November 30, 2011 / 4:49 AM / in 6 years

Analysis: AMR bankruptcy clouds Boeing jet order

(Reuters) - Boeing (BA.N) could be at a disadvantage to Airbus because the bankruptcy of AMR Corp AMR.N, the parent of American Airlines, places up to $40 billion of jet orders at the mercy of a U.S. bankruptcy court, lawyers and bankruptcy experts said.

It faces a lengthy await for confirmation of a key order for 100 of its latest type of jet, a fuel-efficient version of its best-selling 737, hampering efforts to level the playing field with rival Airbus EAD.PA after a patchy 2011. AMR filed for bankruptcy on Tuesday.

The planemakers are jostling to refresh their short-haul models with new engines in response to a clamor for fuel savings from airlines.

The Airbus project is about a year ahead of Boeing’s and the European planemaker has won firm or provisional sales of 1,450 revamped A320neo aircraft, more than twice the 700 provisional agreements for the competing Boeing 737 MAX.

Blaming high costs, AMR, the third-largest U.S. airline, took cover from creditors just four months after bathing in glory with an order for 460 Airbus EAD.N and Boeing jetliners.

Airbus walked away with the majority of the sale and pushed its rival to change strategy by successfully wooing a gold-standard Boeing customer that had not bought European for years.

Boeing salvaged part of the deal by agreeing to match the Airbus “re-engining” strategy, rather than investing more time and money in a bolder redesign to try to leapfrog its rival.

But the change came too late to allow designers to finish plans and prices for the 737 MAX, forcing Boeing to settle for a draft deal which it has yet to translate into a binding order.

Under the U.S. system, a bankruptcy court can reaffirm or reject contracts that involve spending a troubled company’s money during the 18-month breathing space offered by Chapter 11 reorganization.

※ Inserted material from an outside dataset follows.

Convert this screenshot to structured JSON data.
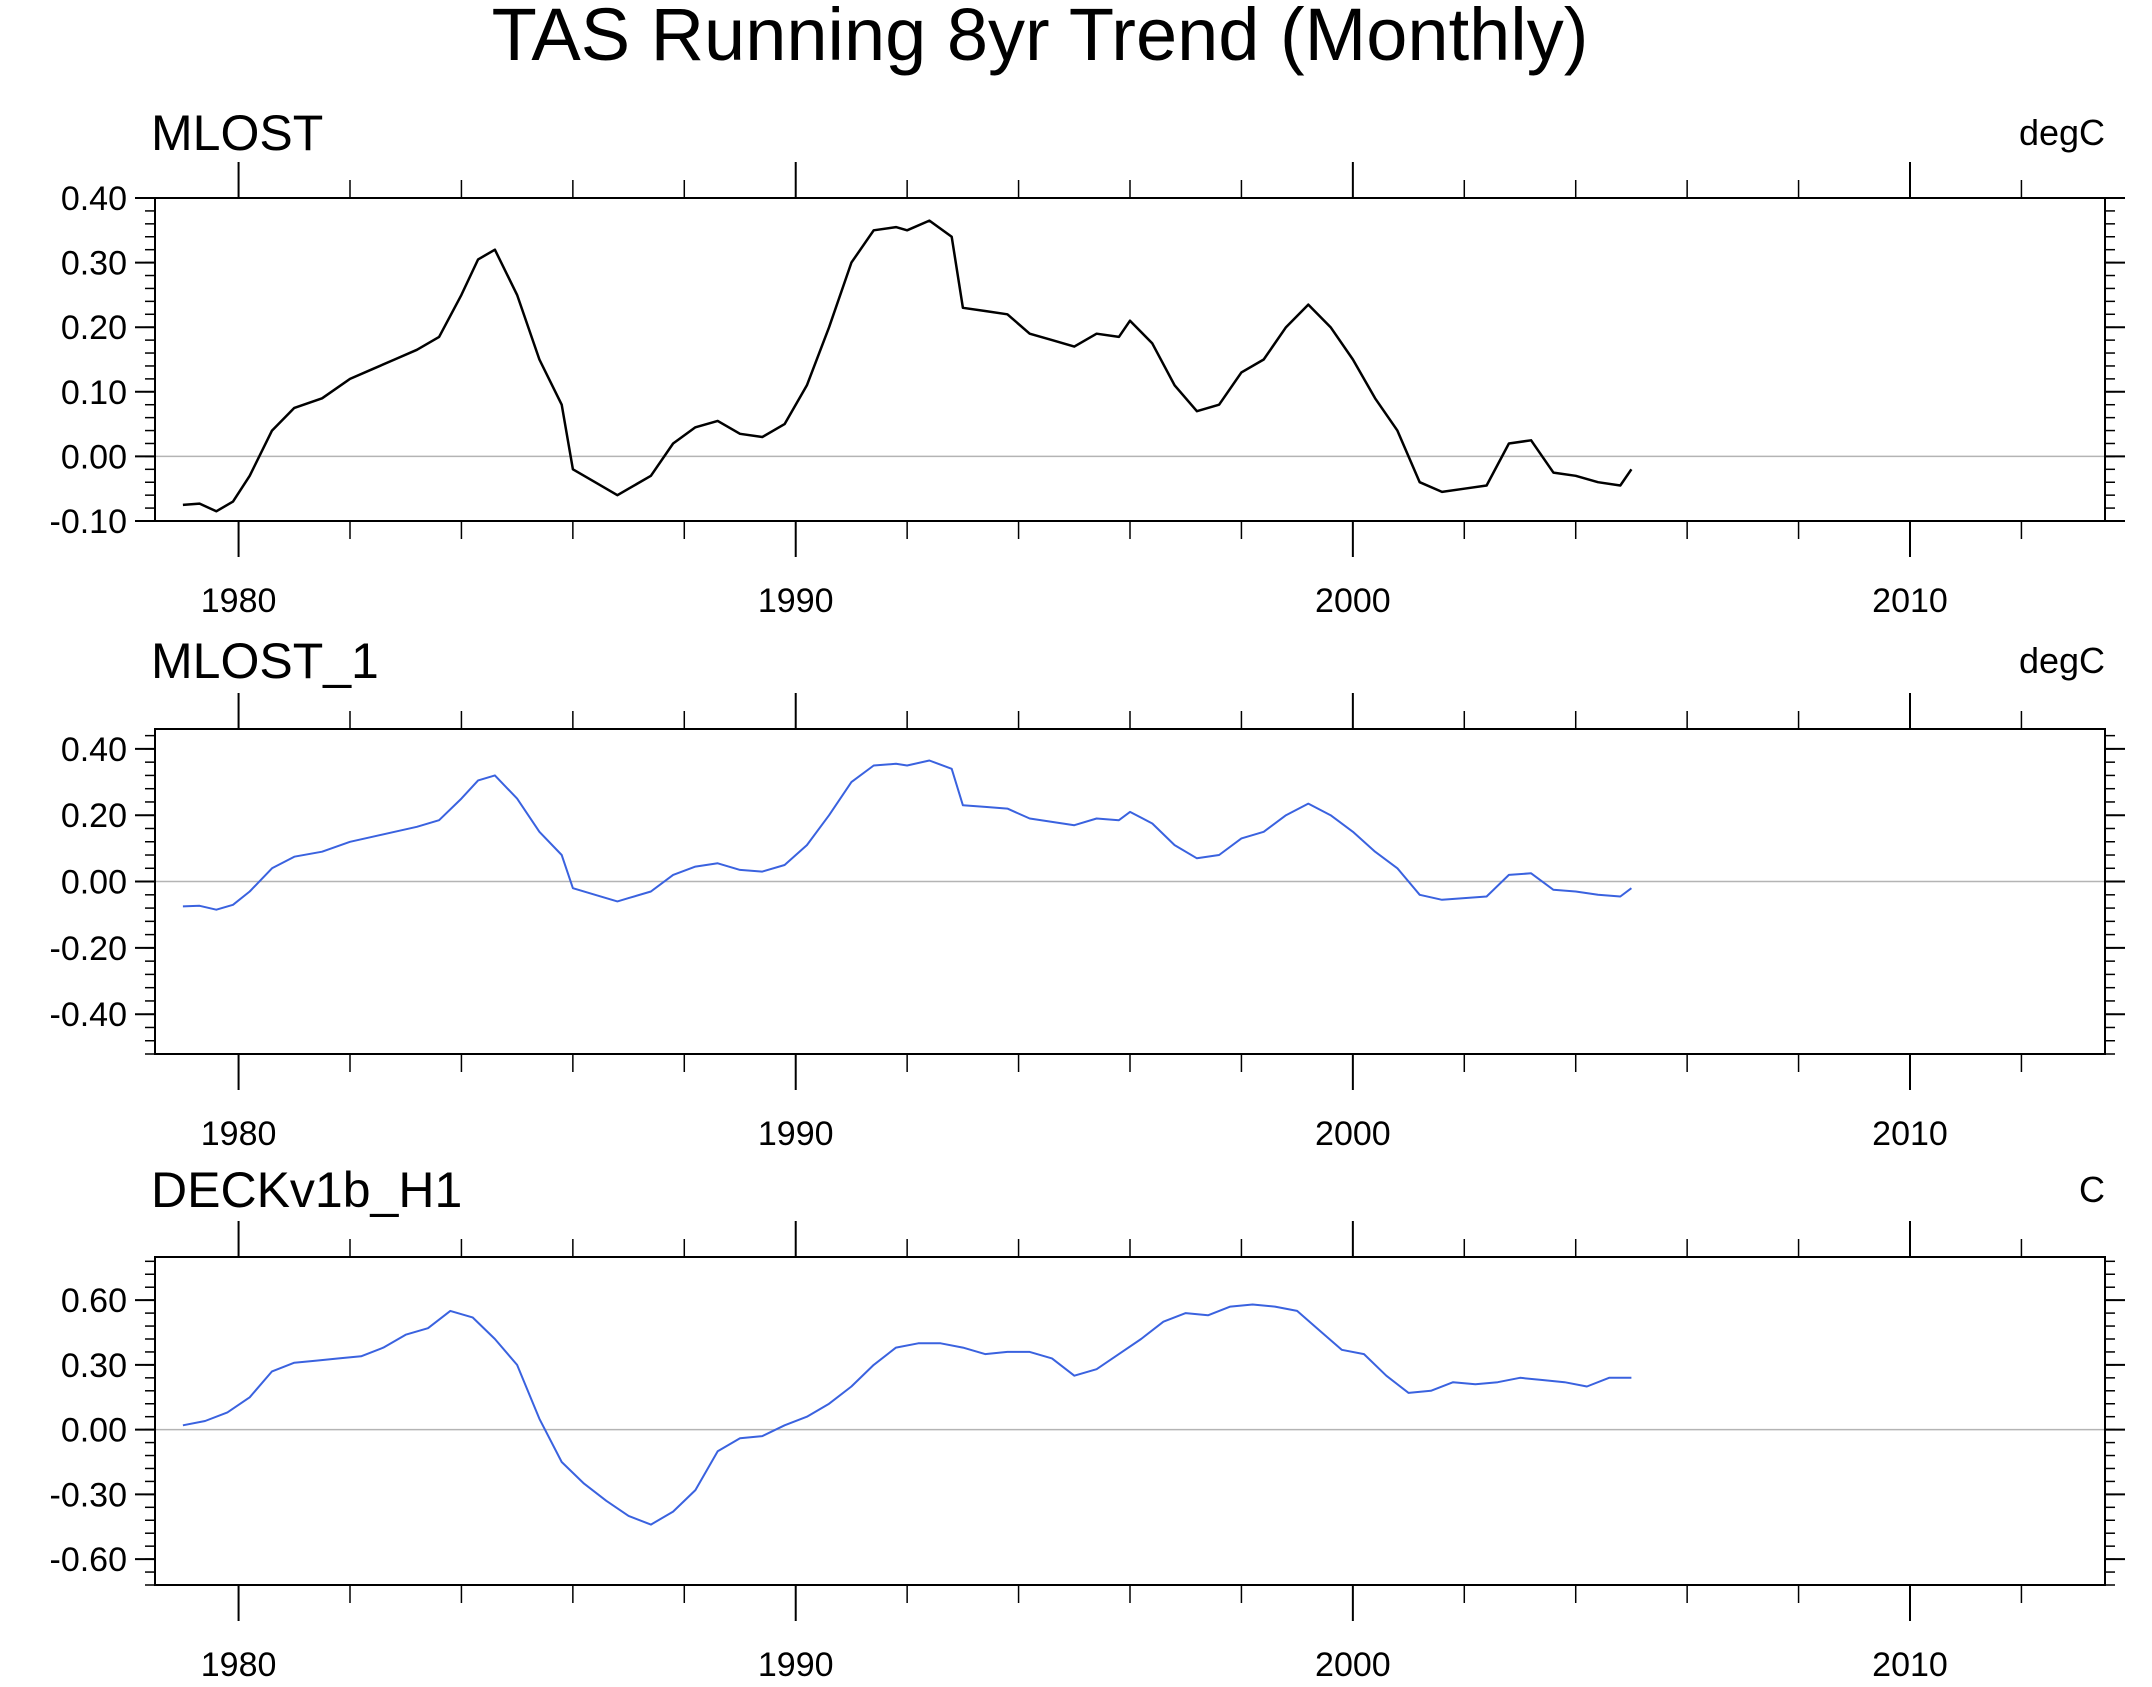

But it is generally harder to persuade a court to authorize significant new obligations ahead of a full reorganization plan, although exceptions can be made to preserve the core business.

“The court would be extremely reluctant to approve entering into a new agreement at a time when the shape and direction of the reorganization plan is uncertain,” said Stephen Selbst, a partner at New York law firm Herrick, Feinstein LLP.

BOEING CONFIDENT

Most industry analysts believe both sets of orders will go ahead barring a fresh economic upset. That is because American desperately needs new aircraft to reduce its fuel costs. It is expected to retire older planes as part of its reorganization.

But the Boeing order remains on ice during a slippery time for the global economy, meaning a further delay is not entirely without risk. Boeing had also hoped to add momentum to its wider sales campaign by tying up the prestigious order.

Delays may also give time for lessors to reflect on their involvement in the deal, which depends heavily on financing, as fast-growing emerging-market carriers fight over the same jets.

“My guess is that today Boeing wish they had a firm order,” said an independent industry executive, asking not to be named.

Boeing insisted it was confident the deal would go ahead.

“When we entered into our recent agreements with American, we were confident that these assets at issue will be core to their operation in almost any scenario,” said Boeing spokesman John Kvasnosky. “We have no reason to doubt that today.”

Nor is it automatically the case that the purchases of Airbus jets will get approval. Courts must be satisfied that other creditors will not be disadvantaged and bear in mind that damages must be paid if the contract ends up being halted later.

But the Boeing case is unusual because of the scale of the unresolved part of the order, worth $9 billion at list prices.

“It throws a spanner in the works for sure,” said Dana J. Lockhart, a former finance director for Airbus Americas. “Taking on a post-petition obligation of that magnitude (during bankruptcy protection) is dead on arrival.”

Lockhart has sat on a number of airline bankruptcy creditor committees, including the stormy Eastern Airlines bankruptcy case in 1989, the last panel to include both Airbus and Boeing.

The American Airlines deal in July intensified a race for more efficient aircraft that has pushed Airbus and Boeing production to record levels despite warnings of a new recession.

It included a provisional order for 100 revamped 737 MAX worth $9 billion at today’s list prices. American also ordered 100 current-model 737s worth $8.5 billion. The Seattle Times reported these would be worth $4.7 billion after discounts.

Airbus’s share of the deal included a firm order for 130 revamped A320neos worth $9 billion at catalogue prices and 100 ordinary A320 jets for which it plans to arrange leases.

In practice, airlines in court restructuring are usually allowed to proceed with firm orders to modernize their fleets, and cancellations have been limited to a handful of cases. But aviation industry sources say some deliveries may be deferred.

“The American orders are so central to the business plan that neither manufacturers nor the airlines would want to see them blown up,” Lockhart said. “The best thing to do is to agree mutually to kick the can down the road.”